As a university magazine, Willem Andrée does not rely so much on advertising, but he does want his journalistic productions to be read. “It is a crying shame that we are losing readers to AI. Moreover, you want people to get their information from the source, regardless of whether it generates money. AI is now undermining that principle.”
Paywall
Media companies are asking the Dutch government to translate European AI rules into strict legislation. This could curb ‘illegal scraping’. It appears that some AI companies even extract articles from behind paywalls, or content whose author has explicitly stated that it may not be included in AI databases.
The New York Times has also seen this and has filed a lawsuit against several major AI companies. Chatbots sometimes quote verbatim from Times articles that are only available online to subscribers, and as a result AI companies threaten to compete away a crucial pillar of democracy, the newspaper claims.
This fear is also present among Dutch media, according to the urgent letter. Because of the major tech companies, society is losing its grip on an ‘information supply aimed at finding the truth and characterised by diversity’. And: “The less space there is for journalistic reporting, the less we know about what is really happening in our country and in the world.”
No solution yet
The House of Representatives asked questions about this to caretaker minister Gouke Moes, who has media as well as education in his portfolio. In his response late January, Moes made it clear that he does not yet have a solution to this fundamental problem.

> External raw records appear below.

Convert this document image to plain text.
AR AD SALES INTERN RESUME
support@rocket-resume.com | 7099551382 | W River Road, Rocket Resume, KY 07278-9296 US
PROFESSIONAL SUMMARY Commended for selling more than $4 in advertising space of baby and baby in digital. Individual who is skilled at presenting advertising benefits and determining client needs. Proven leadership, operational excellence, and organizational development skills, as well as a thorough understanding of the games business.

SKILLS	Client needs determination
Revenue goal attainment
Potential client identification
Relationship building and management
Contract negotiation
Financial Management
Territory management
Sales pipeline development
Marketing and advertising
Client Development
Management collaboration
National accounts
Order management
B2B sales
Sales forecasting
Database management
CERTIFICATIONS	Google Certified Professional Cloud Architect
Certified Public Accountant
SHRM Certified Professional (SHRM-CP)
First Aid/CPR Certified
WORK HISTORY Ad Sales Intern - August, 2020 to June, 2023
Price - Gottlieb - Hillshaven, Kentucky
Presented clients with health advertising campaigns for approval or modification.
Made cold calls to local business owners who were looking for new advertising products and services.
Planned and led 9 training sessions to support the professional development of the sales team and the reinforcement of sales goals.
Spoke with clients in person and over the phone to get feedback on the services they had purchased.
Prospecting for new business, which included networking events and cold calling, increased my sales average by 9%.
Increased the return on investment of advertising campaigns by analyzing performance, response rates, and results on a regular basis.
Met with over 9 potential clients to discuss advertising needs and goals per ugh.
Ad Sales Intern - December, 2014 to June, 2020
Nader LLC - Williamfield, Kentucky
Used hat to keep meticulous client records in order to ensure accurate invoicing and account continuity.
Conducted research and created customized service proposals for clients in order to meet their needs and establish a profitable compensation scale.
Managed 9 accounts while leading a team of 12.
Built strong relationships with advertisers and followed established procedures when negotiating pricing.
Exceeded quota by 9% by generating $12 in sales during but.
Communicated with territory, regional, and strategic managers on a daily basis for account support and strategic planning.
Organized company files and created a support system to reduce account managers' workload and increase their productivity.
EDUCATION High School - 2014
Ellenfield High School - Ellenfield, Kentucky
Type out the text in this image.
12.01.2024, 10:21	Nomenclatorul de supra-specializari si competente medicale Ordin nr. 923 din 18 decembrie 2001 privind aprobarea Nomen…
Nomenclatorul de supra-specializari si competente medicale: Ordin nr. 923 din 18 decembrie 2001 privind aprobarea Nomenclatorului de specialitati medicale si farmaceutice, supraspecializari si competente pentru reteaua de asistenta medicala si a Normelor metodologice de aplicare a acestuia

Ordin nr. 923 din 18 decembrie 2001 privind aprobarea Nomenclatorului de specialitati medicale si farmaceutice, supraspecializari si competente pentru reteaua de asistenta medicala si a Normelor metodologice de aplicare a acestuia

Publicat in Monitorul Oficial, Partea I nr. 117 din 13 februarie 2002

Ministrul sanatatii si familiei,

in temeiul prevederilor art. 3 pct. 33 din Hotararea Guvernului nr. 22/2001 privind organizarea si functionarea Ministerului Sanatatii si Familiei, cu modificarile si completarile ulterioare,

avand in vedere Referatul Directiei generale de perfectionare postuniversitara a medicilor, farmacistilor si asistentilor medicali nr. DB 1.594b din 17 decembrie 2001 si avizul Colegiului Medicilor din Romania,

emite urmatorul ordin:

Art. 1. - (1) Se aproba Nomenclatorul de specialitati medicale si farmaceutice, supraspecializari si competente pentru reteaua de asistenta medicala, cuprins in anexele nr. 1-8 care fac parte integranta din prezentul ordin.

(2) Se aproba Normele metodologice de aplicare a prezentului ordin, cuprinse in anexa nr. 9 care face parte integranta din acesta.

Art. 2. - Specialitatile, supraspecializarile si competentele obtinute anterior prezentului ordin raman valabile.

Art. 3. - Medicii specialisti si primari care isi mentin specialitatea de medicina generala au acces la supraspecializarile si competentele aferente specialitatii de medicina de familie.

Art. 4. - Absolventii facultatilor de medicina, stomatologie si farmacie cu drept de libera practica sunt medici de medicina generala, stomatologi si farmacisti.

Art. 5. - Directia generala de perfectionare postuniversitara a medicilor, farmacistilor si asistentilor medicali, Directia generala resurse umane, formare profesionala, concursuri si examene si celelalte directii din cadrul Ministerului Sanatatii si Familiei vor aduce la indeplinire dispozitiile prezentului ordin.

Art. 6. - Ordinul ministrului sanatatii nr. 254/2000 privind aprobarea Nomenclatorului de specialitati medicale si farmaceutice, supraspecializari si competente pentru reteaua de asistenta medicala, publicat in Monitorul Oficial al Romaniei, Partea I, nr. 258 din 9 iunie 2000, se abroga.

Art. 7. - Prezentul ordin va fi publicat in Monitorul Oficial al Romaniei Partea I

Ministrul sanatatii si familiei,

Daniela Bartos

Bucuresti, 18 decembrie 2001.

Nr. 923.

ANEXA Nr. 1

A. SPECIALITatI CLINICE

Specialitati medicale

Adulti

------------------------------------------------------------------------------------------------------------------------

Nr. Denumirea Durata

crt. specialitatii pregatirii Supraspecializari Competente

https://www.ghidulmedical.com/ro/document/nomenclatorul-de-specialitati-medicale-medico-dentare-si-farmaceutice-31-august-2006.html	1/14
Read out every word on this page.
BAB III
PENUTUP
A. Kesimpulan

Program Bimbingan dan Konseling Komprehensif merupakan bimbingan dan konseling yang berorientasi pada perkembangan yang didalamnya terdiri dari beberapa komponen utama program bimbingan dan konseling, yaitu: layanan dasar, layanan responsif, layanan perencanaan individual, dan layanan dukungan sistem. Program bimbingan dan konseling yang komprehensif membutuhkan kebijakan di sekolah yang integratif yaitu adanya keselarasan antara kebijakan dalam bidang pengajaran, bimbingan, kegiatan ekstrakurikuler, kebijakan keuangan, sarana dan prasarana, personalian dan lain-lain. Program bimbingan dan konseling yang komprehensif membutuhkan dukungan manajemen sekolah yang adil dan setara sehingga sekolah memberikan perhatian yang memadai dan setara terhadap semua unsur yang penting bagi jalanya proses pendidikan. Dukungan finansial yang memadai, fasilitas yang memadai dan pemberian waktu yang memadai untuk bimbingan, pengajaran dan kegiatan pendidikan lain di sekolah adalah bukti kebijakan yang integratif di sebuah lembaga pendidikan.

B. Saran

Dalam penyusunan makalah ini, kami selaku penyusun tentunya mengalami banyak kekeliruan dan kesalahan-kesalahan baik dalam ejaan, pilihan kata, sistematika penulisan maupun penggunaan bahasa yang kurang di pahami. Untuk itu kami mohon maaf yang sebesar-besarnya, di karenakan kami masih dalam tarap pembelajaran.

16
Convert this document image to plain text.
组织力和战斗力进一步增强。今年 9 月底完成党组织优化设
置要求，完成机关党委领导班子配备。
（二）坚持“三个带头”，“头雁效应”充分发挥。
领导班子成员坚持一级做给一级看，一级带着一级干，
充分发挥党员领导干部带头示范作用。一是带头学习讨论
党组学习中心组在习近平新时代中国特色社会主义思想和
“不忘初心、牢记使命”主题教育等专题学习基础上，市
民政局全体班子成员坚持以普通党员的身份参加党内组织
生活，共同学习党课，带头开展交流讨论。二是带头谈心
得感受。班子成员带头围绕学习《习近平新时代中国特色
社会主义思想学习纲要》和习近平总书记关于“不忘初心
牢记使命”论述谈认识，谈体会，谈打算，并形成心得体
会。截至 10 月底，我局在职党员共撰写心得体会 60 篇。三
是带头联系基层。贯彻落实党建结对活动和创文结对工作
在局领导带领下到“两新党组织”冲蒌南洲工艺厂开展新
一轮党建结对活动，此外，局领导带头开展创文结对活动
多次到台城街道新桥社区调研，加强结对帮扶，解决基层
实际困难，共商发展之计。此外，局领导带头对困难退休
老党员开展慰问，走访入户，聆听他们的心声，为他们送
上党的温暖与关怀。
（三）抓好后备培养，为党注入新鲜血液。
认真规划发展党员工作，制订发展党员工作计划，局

He places part of the responsibility with citizens, who must arm themselves with ‘media literacy’ against the effects of ‘disinformation’, according to Moes. He refers to a 2024 report by the Scientific Council for Government Policy, which examines the relationship between media and Big Tech.
But disinformation is not the problem that media are pointing to. And media literacy is certainly not the solution. The Scientific Council for Government Policy also says this in its report. Media literacy will offer ‘increasingly little relief’ due to the rise of generative AI, the council writes, because ‘real and fake are already hardly distinguishable’.
Protection
Media can defend themselves to some extent. Software exists that keeps AI robots (‘crawlers’) out. Cloudflare makes this available free of charge to journalistic media, and there appears to be interest in this in the Netherlands. But Cloudflare is ultimately a commercial company, and with tech companies the question is always how long free really remains free.
Another solution is to put up heavy paywalls or to stay away from Google altogether, Willem Andrée of Wageningen-based Resource considers. But will new readers still be able to find you then?
Andrée believes that rules will ultimately have to be introduced. “As far as I’m concerned, European legislation should be implemented here as soon as possible. Things are moving so fast. The time for standing by and watching is over.”